On the eve of the final registration deadline for Trinidad and Tobago’s new Landlord Business Surcharge, dozens of property owners crowded the Inland Revenue Division (IRD) office at the Ministry of Finance in Port of Spain, scrambling to complete their required paperwork before midnight. Throughout the entire morning on June 29, a snaking line of landlords wrapped around the exterior of the IRD building, with many waiting hours to submit their forms and pay the mandatory registration fee.
Interviews with several registrants on the ground painted a mixed picture of the process: while most acknowledged the line moved at a steady pace despite its length, many criticized the IRD’s outdated organizational system and inconvenient requirements. One woman who successfully completed her registration after waiting noted that the facility only offers seating for 20 people inside, forcing staff to admit applicants in small batches. Instead of using a modern digital ticketing system to manage queue order, staff rely on a clunky manual process that has people skipping empty chairs to count their place in line – a system she described as thoroughly archaic.
Like many last-minute registrants, this woman said she deliberately chose to beat the June 30 deadline a day early, explaining she had no choice but to come early to avoid what she expects will be an even bigger chaotic nightmare on deadline day. She also pointed out that the large crowd included not just surcharge registrants, but also members of the public completing other routine tax transactions, which contributed to the longer wait times.

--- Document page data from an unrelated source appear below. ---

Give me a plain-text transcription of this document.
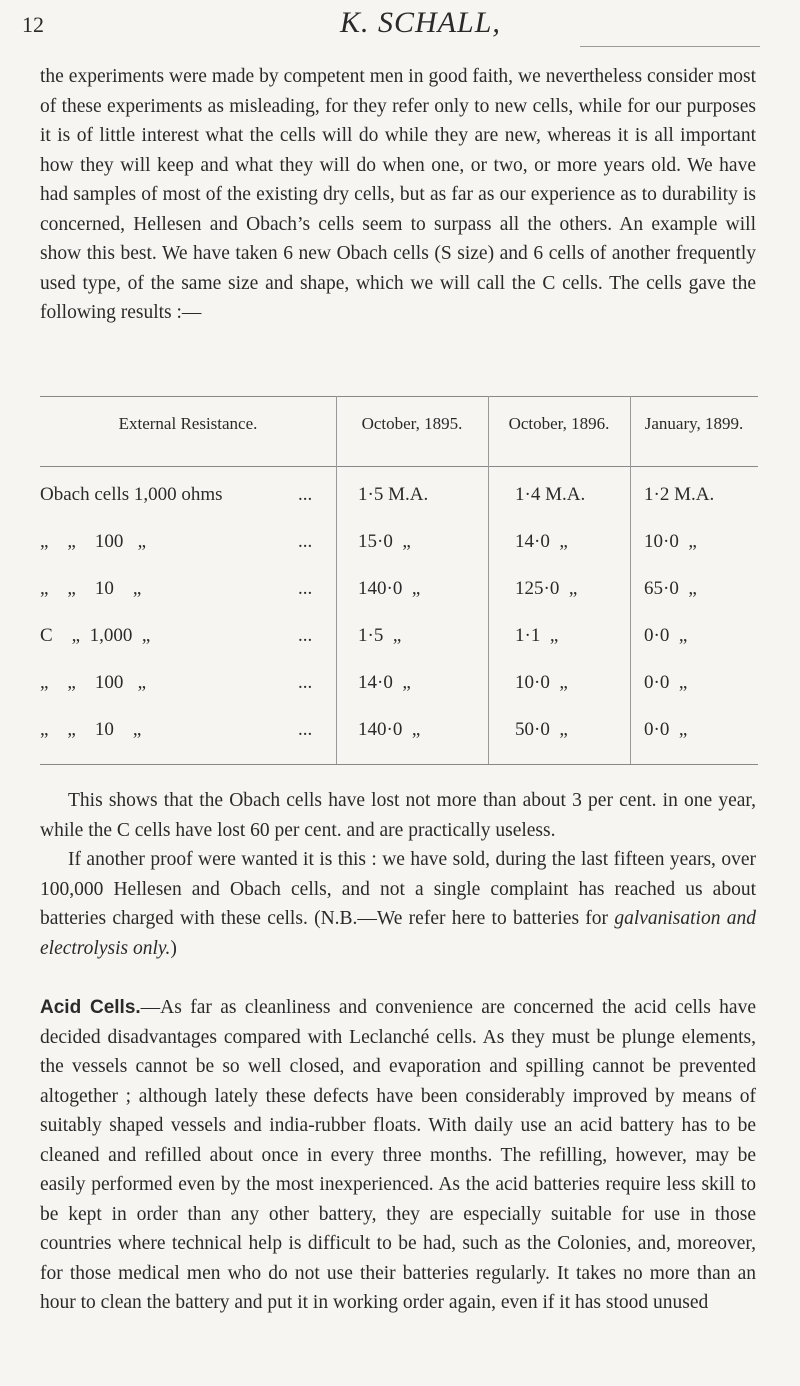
12	K. SCHALL,

the experiments were made by competent men in good faith, we nevertheless consider most of these experiments as misleading, for they refer only to new cells, while for our purposes it is of little interest what the cells will do while they are new, whereas it is all important how they will keep and what they will do when one, or two, or more years old. We have had samples of most of the existing dry cells, but as far as our experience as to durability is concerned, Hellesen and Obach’s cells seem to surpass all the others. An example will show this best. We have taken 6 new Obach cells (S size) and 6 cells of another frequently used type, of the same size and shape, which we will call the C cells. The cells gave the following results :—

External Resistance.	October, 1895.	October, 1896.	January, 1899.
Obach cells 1,000 ohms	... 1·5 M.A.	1·4 M.A.	1·2 M.A.
„    „    100   „	... 15·0  „	14·0  „	10·0  „
„    „    10    „	... 140·0  „	125·0  „	65·0  „
C    „  1,000  „	... 1·5  „	1·1  „	0·0  „
„    „    100   „	... 14·0  „	10·0  „	0·0  „
„    „    10    „	... 140·0  „	50·0  „	0·0  „

This shows that the Obach cells have lost not more than about 3 per cent. in one year, while the C cells have lost 60 per cent. and are practically useless.

If another proof were wanted it is this : we have sold, during the last fifteen years, over 100,000 Hellesen and Obach cells, and not a single complaint has reached us about batteries charged with these cells. (N.B.—We refer here to batteries for galvanisation and electrolysis only.)

Acid Cells.—As far as cleanliness and convenience are concerned the acid cells have decided disadvantages compared with Leclanché cells. As they must be plunge elements, the vessels cannot be so well closed, and evaporation and spilling cannot be prevented altogether ; although lately these defects have been considerably improved by means of suitably shaped vessels and india-rubber floats. With daily use an acid battery has to be cleaned and refilled about once in every three months. The refilling, however, may be easily performed even by the most inexperienced. As the acid batteries require less skill to be kept in order than any other battery, they are especially suitable for use in those countries where technical help is difficult to be had, such as the Colonies, and, moreover, for those medical men who do not use their batteries regularly. It takes no more than an hour to clean the battery and put it in working order again, even if it has stood unused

Other landlords expressed frustration with the new levy itself, calling the added financial and administrative burden unfair. One woman who had already paid $800 in property tax last year said she was now forced to pay an extra $2,500 just to complete registration for the new surcharge. She added that she had already made one trip to the IRD office earlier, only to find she was missing a required document, forcing her to return a second time on the busy pre-deadline day.
One male registrant explained his last-minute visit stemmed from a packed work schedule that left him no time to complete the process earlier. Another local observer noted that long queues outside the Port of Spain IRD office are extremely uncommon, echoing the point that the large turnout is a combination of routine tax business and the surcharge registration deadline. Notably, the original registration deadline was May 30, before officials extended the cutoff to June 30 in a prior adjustment.
The Landlord Business Surcharge was first introduced as a core measure in the government’s 2026 national budget, codified under the 2025 Finance Act, and is set to officially go into effect starting January 2026. The levy applies to all gross quarterly rental income earned by both residential and commercial landlords operating in the country. Under the tax structure, landlords pay a 2.5% surcharge on quarterly income up to TT$20,000, and a higher 3.5% rate for any quarterly rental income that exceeds that threshold.